While just over half (53%) of Canadians expect an inheritance, 57% of those expectant heirs think the value of that bequest will exceed $100,000. By comparison, those who have already received an inheritance (and are willing to hint at its size—47% said it was none of the survey’s business) say the amount was, on average, $57,000.

Only 18% said it exceeded $100,000, while 26% said it was less than $5,000.

“A lot of people are making guesstimates about what their parents’ real property is worth or what retirement assets they have,” says Christine Van Cauwenberghe, director, tax and estate planning at Investors Group. “For the most part it’s just an educated guess. Most parents are loathe to discuss specifics.”

She doesn’t recommend that parents even discuss their financial assets in too much detail, saying that it’s a better idea to talk about the wealth transfer in general terms. Certain assets—a business or a cottage—are difficult to set a value on, but planning measures can be taken to minimize the tax implications of that inheritance.

“In very rare cases would a parent tell a child how much they have in the bank, and quite frankly, they don’t even know if that’s going to be there on the date of death,” she points out.

“People are living longer and expect more from their retirement; they expect to spend more,” she says. “They may have a fair bit of money now, but it’s impossible to know how much they’ll have at time of death.”

Complicating matters is the proliferation of “non-traditional” family structures, meaning an estate could be divided up between past and present spouses, as well as the children from various relationships.

Then again, parents may opt to leave a significant amount of their estate to charity.

Perhaps proving that wisdom comes with age, the expectation of an inheritance declines with the age of the survey respondent.
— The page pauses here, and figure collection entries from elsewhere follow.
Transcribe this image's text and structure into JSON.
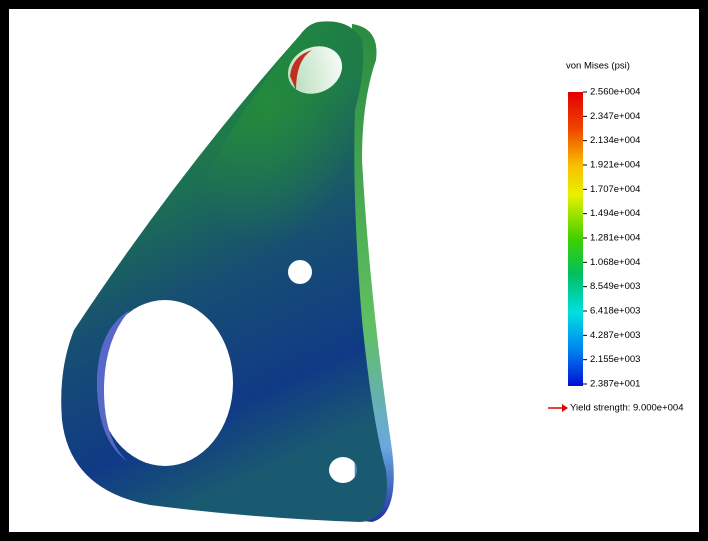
{
  "legend": {
    "title": "von Mises (psi)",
    "labels": [
      "2.560e+004",
      "2.347e+004",
      "2.134e+004",
      "1.921e+004",
      "1.707e+004",
      "1.494e+004",
      "1.281e+004",
      "1.068e+004",
      "8.549e+003",
      "6.418e+003",
      "4.287e+003",
      "2.155e+003",
      "2.387e+001"
    ],
    "yield_label": "Yield strength: 9.000e+004"
  }
}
Eighty percent of Gen Y (age 18 to 29) expect an inheritance, versus 62% of Gen X (30 to 44 years) and 48% of boomers (45 to 64).

“I think people become more realistic as they get older, about what may or may not be coming,” she says. “Younger Canadians in particular don’t understand how much it costs to live through retirement, or what kind of tax ramifications there might be on an estate.”

Junior might know that his parents have $500,000 in their RRSP, but by the time they get their hands on that inheritance, it may only be $300,000.

For advisors, she recommends that potential inheritances be treated as a windfall, and not be factored into the overall financial plan. Neither the amount, nor the timing of its receipt can be accurately predicted.

“In many cases, the second parent doesn’t die until they’re in their 90s,” she says. “Do you really want to live your life waiting for your second parent to die? You need to take control of your own finances, and do your own retirement planning.

“It is a gift. It is not a guarantee.”